As the North American plate moved Montana to the southwest and the hotspot settled in under the crust south of Rexburg, Idaho around 6.5 million years ago, a basalt lava flow erupted and flowed down a northeast-trending valley as far north as Dillon, Montana. That flow, known as the Timber Hill basalt, was close to the last deposit that made it into Montana from the hotspot, because around 4.5 million years ago, the thermally raised terrain in the region started to collapse, forming northwest-trending extensional valleys and mountains that blocked and diverted the ancestral Missouri River into a maze of new northwest-and-northeast-trending valleys. It might have been that in an instant, a northwest-trending fault scarp was raised in the path of the old Missouri River by some strong M7-8 earthquake, diverting the water, and leaving fish flopping about on a dry riverbed.

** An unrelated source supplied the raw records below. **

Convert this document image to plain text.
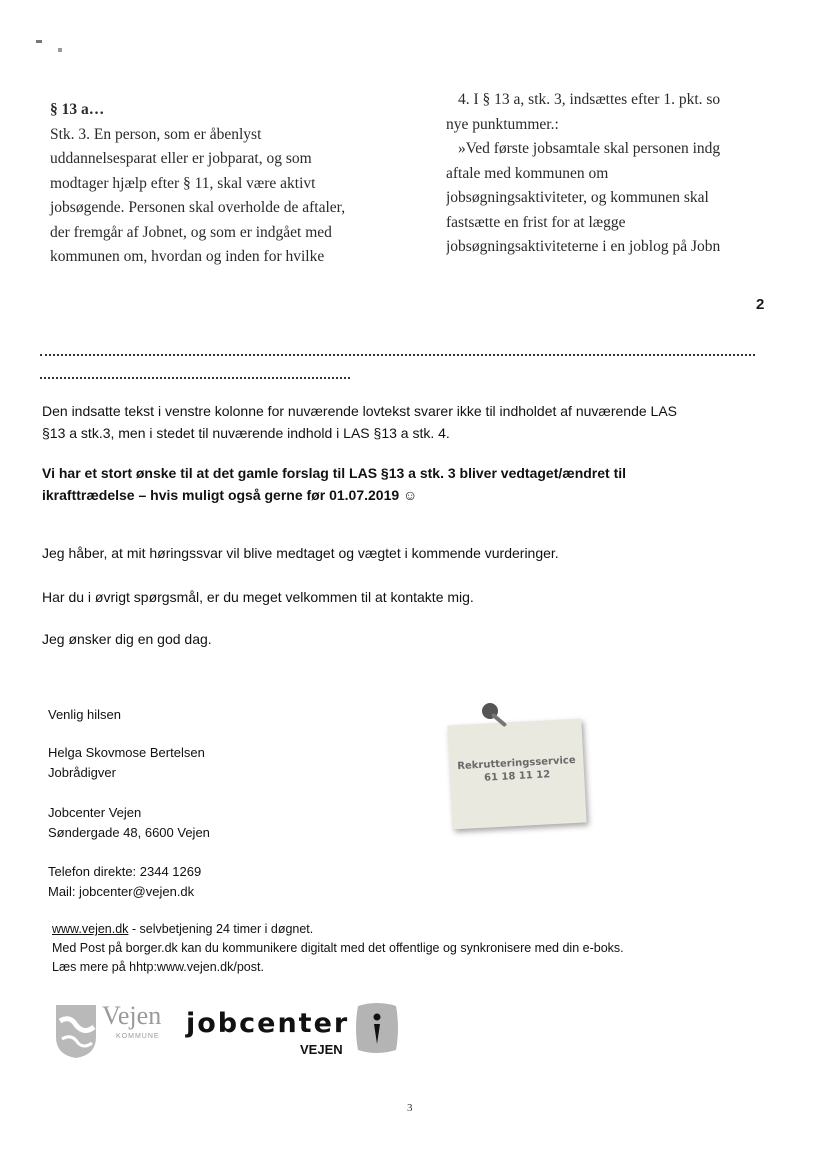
§ 13 a…
Stk. 3. En person, som er åbenlyst
uddannelsesparat eller er jobparat, og som
modtager hjælp efter § 11, skal være aktivt
jobsøgende. Personen skal overholde de aftaler,
der fremgår af Jobnet, og som er indgået med
kommunen om, hvordan og inden for hvilke
4. I § 13 a, stk. 3, indsættes efter 1. pkt. so
nye punktummer.:
»Ved første jobsamtale skal personen indg
aftale med kommunen om
jobsøgningsaktiviteter, og kommunen skal
fastsætte en frist for at lægge
jobsøgningsaktiviteterne i en joblog på Jobn
2
Den indsatte tekst i venstre kolonne for nuværende lovtekst svarer ikke til indholdet af nuværende LAS
§13 a stk.3, men i stedet til nuværende indhold i LAS §13 a stk. 4.
Vi har et stort ønske til at det gamle forslag til LAS §13 a stk. 3 bliver vedtaget/ændret til
ikrafttrædelse – hvis muligt også gerne før 01.07.2019 ☺
Jeg håber, at mit høringssvar vil blive medtaget og vægtet i kommende vurderinger.
Har du i øvrigt spørgsmål, er du meget velkommen til at kontakte mig.
Jeg ønsker dig en god dag.
Venlig hilsen
Helga Skovmose Bertelsen
Jobrådigver
Jobcenter Vejen
Søndergade 48, 6600 Vejen
Telefon direkte: 2344 1269
Mail: jobcenter@vejen.dk
Rekrutteringsservice
61 18 11 12
www.vejen.dk - selvbetjening 24 timer i døgnet.
Med Post på borger.dk kan du kommunikere digitalt med det offentlige og synkronisere med din e-boks.
Læs mere på hhtp:www.vejen.dk/post.
Vejen
KOMMUNE jobcenter
VEJEN
3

Today we are confident that most of the extensional topography of southwest Montana formed over the last 16.5 million years, and that the active ranges are northwest-trending and formed over the last 4.5 million years. The faults that raise the northwest-trending mountains are active, as shown by the 1959 Hebgen Lake (Quake Lake) earthquake, the largest recorded earthquake in the Rocky Mountains. So, as you drive around southwest Montana, look for the bright white layers of ash exposed high in the mountain ranges and contemplate that they were once deposited in the ancestral Missouri River as it flowed off of the Yellowstone thermal bulge many millions of years ago!